Shuffle wants to be the TikTok for podcasts and help you find your next favorite listen

By KC Ifeanyi

December 25, 2020

Podcast fans have long bemoaned the issue of discoverability on major platforms—and for good reason.

In 2020, Spotify, increasingly the preeminent player in the podcast arena, announced it had 1.9 million titles on its platform, compared to 500,000 in 2019.

As a way for smaller podcasts to cut through the masses—and to build a more dedicated community around podcasts—Ada Yeo cofounded Shuffle, a platform that allows users to edit audio clips from podcasts, add visual elements, and share on social.

Shuffle wants to be the TikTok for podcasts and help you find your next favorite listen | DeviceDaily.com

Shuffle co-founders, CEO, Ada Yeo (left) and CTO, Gilbert Leung (right).

[Photo: Shuffle]

“Podcasts never ever go viral—why is that? It’s impossible for a two-hour MP3 file to go viral. It’s not built for the internet,” says CEO Yeo, who was previously a product manager at digital currency exchange Coinbase. “You could have the best content in the world, but Joe Rogan still gets all the traffic because there’s a huge pileup.”

Yeo got the idea for Shuffle, which launched in beta in July, after she and her co-founder and CTO Gilbert Leung became inundated with the podcast recommendations they were sending to each other.

“He would be like, ‘I love podcasts, but I’m not going to dedicate 40 hours to something that I don’t know is going to be relevant or to my taste,’” Yeo says. “And so I started sending him timestamps and insights. I was like, ‘There has to be a better way to do this.’”

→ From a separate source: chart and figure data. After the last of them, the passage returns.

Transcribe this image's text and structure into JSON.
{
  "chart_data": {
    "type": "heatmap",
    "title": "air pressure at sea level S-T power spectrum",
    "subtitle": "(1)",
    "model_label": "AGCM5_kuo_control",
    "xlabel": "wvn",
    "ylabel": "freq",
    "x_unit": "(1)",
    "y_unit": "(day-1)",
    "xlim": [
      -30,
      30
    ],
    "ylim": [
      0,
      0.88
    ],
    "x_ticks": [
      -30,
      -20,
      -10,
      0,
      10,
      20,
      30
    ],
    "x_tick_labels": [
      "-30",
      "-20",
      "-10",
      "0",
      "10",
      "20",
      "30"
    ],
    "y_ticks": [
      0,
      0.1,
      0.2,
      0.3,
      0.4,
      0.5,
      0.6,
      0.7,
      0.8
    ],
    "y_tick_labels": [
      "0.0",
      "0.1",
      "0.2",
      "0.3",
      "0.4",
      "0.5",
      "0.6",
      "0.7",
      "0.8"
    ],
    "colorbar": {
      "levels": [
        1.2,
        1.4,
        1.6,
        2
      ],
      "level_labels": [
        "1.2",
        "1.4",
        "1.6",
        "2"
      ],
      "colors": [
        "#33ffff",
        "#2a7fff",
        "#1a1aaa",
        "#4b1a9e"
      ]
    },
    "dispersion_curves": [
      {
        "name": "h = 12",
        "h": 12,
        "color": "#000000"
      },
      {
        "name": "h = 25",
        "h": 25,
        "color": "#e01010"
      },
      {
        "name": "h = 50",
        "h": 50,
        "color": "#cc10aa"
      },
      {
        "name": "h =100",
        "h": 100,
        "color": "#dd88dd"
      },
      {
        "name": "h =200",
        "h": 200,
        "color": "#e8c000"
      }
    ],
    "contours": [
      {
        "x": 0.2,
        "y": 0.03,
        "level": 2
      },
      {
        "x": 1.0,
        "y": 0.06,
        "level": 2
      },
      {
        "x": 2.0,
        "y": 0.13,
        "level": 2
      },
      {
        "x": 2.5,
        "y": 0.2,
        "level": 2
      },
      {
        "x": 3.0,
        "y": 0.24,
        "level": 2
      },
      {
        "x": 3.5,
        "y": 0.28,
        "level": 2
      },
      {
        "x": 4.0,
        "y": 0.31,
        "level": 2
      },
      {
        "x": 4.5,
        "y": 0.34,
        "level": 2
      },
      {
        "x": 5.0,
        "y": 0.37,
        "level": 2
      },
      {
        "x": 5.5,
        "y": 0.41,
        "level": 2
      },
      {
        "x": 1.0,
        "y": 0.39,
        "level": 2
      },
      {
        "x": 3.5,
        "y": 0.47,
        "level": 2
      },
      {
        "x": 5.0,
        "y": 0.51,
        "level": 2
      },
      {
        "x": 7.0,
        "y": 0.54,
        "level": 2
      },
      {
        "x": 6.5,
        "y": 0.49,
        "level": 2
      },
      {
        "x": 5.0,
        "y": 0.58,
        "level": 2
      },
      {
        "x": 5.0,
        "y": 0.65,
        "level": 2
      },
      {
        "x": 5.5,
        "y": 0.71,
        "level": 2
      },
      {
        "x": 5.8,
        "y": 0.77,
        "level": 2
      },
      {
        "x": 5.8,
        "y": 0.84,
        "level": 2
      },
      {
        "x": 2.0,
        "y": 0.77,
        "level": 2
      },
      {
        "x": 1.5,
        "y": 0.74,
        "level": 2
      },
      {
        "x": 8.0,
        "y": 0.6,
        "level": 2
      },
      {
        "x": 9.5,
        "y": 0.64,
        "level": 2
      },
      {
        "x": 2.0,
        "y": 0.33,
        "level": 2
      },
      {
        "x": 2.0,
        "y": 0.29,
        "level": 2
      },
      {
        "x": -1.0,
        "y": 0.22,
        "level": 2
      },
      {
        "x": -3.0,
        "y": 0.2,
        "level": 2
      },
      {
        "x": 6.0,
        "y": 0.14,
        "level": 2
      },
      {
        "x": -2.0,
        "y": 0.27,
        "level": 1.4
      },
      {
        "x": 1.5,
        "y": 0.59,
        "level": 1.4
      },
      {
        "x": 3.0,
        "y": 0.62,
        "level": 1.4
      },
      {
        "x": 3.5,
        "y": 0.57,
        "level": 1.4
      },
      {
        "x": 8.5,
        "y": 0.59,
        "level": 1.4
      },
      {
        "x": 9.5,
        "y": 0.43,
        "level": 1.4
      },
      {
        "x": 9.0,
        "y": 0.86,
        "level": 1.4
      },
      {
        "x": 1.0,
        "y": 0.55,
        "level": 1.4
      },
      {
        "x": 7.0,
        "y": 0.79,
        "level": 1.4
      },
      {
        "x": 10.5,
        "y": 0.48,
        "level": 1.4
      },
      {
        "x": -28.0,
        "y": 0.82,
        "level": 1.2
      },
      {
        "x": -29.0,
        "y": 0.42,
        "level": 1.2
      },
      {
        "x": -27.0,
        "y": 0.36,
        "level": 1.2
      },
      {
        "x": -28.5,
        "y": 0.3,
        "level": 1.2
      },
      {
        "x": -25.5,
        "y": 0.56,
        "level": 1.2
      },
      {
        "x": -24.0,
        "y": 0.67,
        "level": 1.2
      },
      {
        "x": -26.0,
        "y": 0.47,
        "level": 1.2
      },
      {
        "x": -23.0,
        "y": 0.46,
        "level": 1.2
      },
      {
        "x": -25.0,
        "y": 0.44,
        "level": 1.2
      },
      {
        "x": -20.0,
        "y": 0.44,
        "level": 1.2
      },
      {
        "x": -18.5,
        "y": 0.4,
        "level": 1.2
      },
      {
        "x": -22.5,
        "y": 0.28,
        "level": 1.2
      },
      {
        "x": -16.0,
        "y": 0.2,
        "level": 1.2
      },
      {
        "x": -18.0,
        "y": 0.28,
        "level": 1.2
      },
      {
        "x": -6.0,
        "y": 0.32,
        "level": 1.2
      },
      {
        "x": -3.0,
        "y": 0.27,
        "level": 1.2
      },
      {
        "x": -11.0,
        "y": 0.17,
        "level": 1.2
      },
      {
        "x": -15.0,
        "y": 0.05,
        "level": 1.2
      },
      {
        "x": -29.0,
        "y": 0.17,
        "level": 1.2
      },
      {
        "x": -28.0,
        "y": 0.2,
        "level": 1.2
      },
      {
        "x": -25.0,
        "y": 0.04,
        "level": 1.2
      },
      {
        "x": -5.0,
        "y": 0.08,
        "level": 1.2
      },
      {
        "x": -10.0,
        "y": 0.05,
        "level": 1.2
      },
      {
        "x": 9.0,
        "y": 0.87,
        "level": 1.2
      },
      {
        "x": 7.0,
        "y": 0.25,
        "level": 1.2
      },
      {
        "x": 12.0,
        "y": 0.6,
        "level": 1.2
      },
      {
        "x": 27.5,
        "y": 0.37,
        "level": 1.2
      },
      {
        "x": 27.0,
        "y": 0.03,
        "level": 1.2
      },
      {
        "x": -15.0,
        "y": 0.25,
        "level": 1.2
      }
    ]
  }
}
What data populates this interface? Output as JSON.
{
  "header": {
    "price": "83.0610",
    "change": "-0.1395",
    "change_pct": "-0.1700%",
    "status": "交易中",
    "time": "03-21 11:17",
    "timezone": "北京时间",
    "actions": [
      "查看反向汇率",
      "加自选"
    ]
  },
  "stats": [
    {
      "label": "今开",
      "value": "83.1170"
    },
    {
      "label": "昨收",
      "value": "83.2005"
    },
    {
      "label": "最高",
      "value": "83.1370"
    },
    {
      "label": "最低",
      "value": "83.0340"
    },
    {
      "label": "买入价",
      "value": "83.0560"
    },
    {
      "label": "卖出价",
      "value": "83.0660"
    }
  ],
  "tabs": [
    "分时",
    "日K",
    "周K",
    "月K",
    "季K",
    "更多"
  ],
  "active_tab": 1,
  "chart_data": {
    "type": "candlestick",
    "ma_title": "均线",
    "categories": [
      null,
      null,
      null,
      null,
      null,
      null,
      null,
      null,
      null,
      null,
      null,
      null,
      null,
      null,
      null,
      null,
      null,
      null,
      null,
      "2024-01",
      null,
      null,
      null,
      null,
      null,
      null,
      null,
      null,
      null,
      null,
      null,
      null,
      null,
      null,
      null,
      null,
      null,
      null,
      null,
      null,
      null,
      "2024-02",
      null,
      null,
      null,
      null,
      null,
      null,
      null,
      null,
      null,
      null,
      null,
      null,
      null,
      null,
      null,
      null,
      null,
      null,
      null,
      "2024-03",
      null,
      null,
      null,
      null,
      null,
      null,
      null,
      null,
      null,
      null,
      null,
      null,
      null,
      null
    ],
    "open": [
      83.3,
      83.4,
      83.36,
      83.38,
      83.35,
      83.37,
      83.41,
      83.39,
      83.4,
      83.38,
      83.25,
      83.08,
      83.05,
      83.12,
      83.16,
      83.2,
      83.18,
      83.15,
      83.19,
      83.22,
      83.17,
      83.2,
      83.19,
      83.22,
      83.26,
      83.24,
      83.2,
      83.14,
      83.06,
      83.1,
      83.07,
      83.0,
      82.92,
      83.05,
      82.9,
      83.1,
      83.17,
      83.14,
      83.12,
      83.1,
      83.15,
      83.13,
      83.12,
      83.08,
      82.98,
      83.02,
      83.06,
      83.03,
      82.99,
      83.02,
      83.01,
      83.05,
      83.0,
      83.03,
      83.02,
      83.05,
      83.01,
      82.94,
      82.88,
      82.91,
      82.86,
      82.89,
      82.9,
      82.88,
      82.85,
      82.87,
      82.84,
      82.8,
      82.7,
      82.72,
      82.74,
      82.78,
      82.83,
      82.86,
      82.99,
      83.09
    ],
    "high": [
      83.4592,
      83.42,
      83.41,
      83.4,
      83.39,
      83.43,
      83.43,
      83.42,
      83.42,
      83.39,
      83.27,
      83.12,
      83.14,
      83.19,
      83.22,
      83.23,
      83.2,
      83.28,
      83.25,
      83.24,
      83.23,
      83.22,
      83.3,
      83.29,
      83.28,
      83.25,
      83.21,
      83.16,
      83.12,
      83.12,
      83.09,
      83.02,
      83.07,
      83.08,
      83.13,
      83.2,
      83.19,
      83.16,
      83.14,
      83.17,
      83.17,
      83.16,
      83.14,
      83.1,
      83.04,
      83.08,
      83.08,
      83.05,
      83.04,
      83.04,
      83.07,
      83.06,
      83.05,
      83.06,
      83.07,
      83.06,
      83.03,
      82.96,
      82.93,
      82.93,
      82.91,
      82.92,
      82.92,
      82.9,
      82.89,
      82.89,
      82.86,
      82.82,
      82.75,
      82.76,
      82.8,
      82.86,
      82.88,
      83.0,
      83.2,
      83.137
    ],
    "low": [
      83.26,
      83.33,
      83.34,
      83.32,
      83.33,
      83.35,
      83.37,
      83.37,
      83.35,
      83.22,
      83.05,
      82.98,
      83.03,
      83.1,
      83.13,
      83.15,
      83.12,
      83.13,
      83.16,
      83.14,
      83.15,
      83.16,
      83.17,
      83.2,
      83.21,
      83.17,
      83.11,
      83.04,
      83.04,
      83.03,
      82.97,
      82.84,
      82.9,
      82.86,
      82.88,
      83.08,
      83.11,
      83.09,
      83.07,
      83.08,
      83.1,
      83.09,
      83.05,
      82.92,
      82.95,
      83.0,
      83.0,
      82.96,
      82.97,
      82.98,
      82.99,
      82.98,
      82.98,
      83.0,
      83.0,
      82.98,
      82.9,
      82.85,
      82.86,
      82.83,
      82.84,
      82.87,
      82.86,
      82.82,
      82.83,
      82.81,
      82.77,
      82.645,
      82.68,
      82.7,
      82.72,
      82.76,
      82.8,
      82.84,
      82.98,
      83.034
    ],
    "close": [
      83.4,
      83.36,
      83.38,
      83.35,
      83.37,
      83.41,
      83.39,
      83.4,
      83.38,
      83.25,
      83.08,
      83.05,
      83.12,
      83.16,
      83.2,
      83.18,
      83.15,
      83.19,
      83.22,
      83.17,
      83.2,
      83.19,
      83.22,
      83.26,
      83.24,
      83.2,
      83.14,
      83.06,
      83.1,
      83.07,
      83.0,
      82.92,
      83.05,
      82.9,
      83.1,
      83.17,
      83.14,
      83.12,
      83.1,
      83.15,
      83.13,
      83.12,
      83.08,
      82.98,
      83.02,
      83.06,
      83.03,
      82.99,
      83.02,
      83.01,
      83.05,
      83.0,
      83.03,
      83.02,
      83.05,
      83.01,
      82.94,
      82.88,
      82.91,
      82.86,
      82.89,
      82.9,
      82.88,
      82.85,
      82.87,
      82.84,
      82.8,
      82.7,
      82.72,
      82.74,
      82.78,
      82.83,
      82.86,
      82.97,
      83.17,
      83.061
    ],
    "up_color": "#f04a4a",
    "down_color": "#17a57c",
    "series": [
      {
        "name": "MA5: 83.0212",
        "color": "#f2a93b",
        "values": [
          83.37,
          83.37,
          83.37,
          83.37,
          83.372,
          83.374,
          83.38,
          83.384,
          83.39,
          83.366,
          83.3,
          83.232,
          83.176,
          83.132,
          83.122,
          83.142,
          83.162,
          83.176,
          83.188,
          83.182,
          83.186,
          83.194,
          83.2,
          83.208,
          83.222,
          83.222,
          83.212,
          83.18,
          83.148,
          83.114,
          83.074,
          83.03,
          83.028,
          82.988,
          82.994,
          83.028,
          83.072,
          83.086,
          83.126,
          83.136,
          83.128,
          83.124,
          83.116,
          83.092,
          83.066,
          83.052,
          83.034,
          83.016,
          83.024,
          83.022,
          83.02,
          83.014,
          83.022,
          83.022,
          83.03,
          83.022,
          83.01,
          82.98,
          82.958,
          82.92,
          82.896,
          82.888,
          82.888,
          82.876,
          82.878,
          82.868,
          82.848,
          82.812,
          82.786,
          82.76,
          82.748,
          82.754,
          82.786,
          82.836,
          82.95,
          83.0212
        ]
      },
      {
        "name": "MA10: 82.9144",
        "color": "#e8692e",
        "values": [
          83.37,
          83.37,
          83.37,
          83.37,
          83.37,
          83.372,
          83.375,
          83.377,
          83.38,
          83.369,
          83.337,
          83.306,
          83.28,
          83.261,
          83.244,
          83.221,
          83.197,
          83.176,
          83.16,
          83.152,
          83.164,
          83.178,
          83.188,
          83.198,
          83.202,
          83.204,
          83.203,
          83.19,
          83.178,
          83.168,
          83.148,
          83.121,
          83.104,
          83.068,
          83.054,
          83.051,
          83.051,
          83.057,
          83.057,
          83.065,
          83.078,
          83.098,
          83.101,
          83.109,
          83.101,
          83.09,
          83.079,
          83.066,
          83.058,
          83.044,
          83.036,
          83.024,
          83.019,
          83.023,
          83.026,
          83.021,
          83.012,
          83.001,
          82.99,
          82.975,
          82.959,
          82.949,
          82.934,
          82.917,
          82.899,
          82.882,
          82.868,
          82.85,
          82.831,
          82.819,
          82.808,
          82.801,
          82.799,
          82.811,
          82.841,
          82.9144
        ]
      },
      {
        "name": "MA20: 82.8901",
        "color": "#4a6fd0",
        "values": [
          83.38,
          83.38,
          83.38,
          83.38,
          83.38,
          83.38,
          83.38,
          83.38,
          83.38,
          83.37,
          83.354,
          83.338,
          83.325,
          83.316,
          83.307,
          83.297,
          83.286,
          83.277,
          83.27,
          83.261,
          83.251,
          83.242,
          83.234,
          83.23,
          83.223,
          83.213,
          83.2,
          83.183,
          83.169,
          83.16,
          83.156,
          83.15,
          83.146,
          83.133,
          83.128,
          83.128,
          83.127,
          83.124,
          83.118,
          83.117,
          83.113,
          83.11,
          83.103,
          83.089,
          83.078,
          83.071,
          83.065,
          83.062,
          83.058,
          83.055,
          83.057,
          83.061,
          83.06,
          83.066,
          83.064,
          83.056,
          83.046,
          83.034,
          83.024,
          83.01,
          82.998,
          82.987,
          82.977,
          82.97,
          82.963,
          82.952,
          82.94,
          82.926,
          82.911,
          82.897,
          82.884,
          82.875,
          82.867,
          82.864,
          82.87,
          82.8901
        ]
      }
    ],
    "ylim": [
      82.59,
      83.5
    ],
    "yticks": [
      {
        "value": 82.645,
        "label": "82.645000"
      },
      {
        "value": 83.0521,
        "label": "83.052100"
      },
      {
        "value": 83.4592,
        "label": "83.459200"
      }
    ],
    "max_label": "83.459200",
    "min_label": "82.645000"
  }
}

In Shuffle, users search for a podcast episode, which is transcribed through the app. Once you’ve picked up to one minute of the episode you wish to spotlight, you can add gifs, stickers, images, and text before sharing the clip on other platforms or downloading it directly. The clip is also uploaded to the app itself, where it’s automatically tagged in a category (comedy, sports, fiction, business, and so forth) that the community can peruse. Yeo says they’re also exploring the option of user-generated tags.

Either way, she’s hoping Shuffle can grown into a more centralized community for podcast lovers.

“What’s missing on the internet is a spaces for podcast fans to gather—you really see it being extremely siloed right now,” Yeo says. “Someone will listen to Bill Simmons and then go to Reddit and try to discuss it. That’s just an extremely weird way to have social around a media format.”

Yeo says they’re focused more on growing their community of users than revenue at the moment. (The app will formally launch in Q1 of 2021, and has “thousands of fan-generated clips” and “thousands of hours of audio being consumed,” according to Yeo.)

Down the line, she sees the possibility for Shuffle to have a free tier powered by ads and a premium, ad-free option. She also stresses the fact that Shuffle is by no means meant to replace podcast episodes with one-minute clips.

“It’s really to lower the barrier to entry to trying out new podcasts,” she says.

Ultimately, Yeo sees Shuffle a bit like the TikTok of podcasts.

“When we asked our most active users, ‘What do you think this is?’ They were like, ‘TikTok for a podcast.’ It’s a little bit simplistic, but I would say the idea is there,” Yeo says. “It’s a stream of content that’s delivered in short burst. That’s content you really care about. It’s topical and you can find your community there.”